A flock of nearly 200 white pelicans has drawn flocks of people to Deer Lagoon and Useless Bay on Whidbey Island.
“They look like old men,” Diana Conners said. “They have long necks and they tuck their bill way under like this.”
The white pelicans showed up around June. There have only been a few sightings ever in the spot, and never this many.
White pelicans are native to dryer more arid climates like eastern Washington. Some believe the flock is a sign of an environmental change, one these birds prefer.
Whenever an ecosystem shifts, even if it benefits one species, it often can mean the opposite for other species.
And nearby, around Protection Island just north of Discovery Bay, another bird is suffering a major die off.
“It’s almost not floating, its head is lulled back. Its eyes are glassy and watery. This is a very, very sick bird,” Julia Parrish described, pointing at a photo.
Parrish is a sea bird biologist and COASST Executive Director. She is part of an ongoing study to solve the mystery of why the rhinoceros auklet is doing so poorly.
It’s had the worst reproductive success this year since surveys began a decade ago.
“What COASST sees, quite literally, is a dead bird that has washed in on the tide, so it dies at sea and becomes a floating mass,” she said.
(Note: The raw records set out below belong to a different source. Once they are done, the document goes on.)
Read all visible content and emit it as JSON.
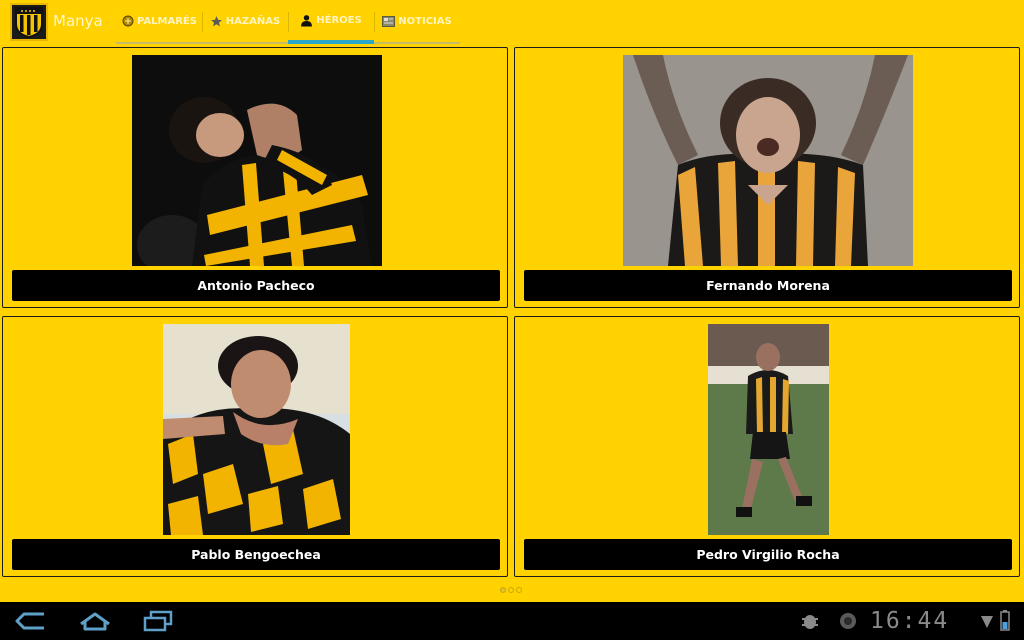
{
  "app": {
    "title": "Manya",
    "logo_icon": "club-shield-icon"
  },
  "tabs": [
    {
      "label": "PALMARÉS",
      "icon": "trophy-icon",
      "active": false
    },
    {
      "label": "HAZAÑAS",
      "icon": "star-icon",
      "active": false
    },
    {
      "label": "HÉROES",
      "icon": "person-icon",
      "active": true
    },
    {
      "label": "NOTICIAS",
      "icon": "newspaper-icon",
      "active": false
    }
  ],
  "heroes": [
    {
      "name": "Antonio Pacheco"
    },
    {
      "name": "Fernando Morena"
    },
    {
      "name": "Pablo Bengoechea"
    },
    {
      "name": "Pedro Virgilio Rocha"
    }
  ],
  "pager": {
    "pages": 3,
    "current": 1
  },
  "system_bar": {
    "time": "16:44"
  },
  "colors": {
    "background": "#FFD200",
    "tab_indicator": "#2aa7c7",
    "name_bar": "#000000",
    "jersey_black": "#111111",
    "jersey_gold": "#f2b400"
  }
}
Some of the birds starved, and many have pneumonia.
“We’ve seen these massive mortality events, hundreds of thousands of birds washing ashore. Unprecedented," Parrish said. "That kind of event we might have expected to see once in 20, 30 or 50 years. We are seeing that every year. So, that’s a big warning sign that something is changing in the system."
With ecological change, there are typically losers and winners.
“They’re impossible to count with so many so close, maybe 120 of them,” said George Heleker, who watches the pelicans everyday, his wife by his side.
Whether the pelicans will return next year, no one knows. If they do, their audience will certain flock to see them.
“It is really magnificent, especially when they’re flying,” Heleker smiled.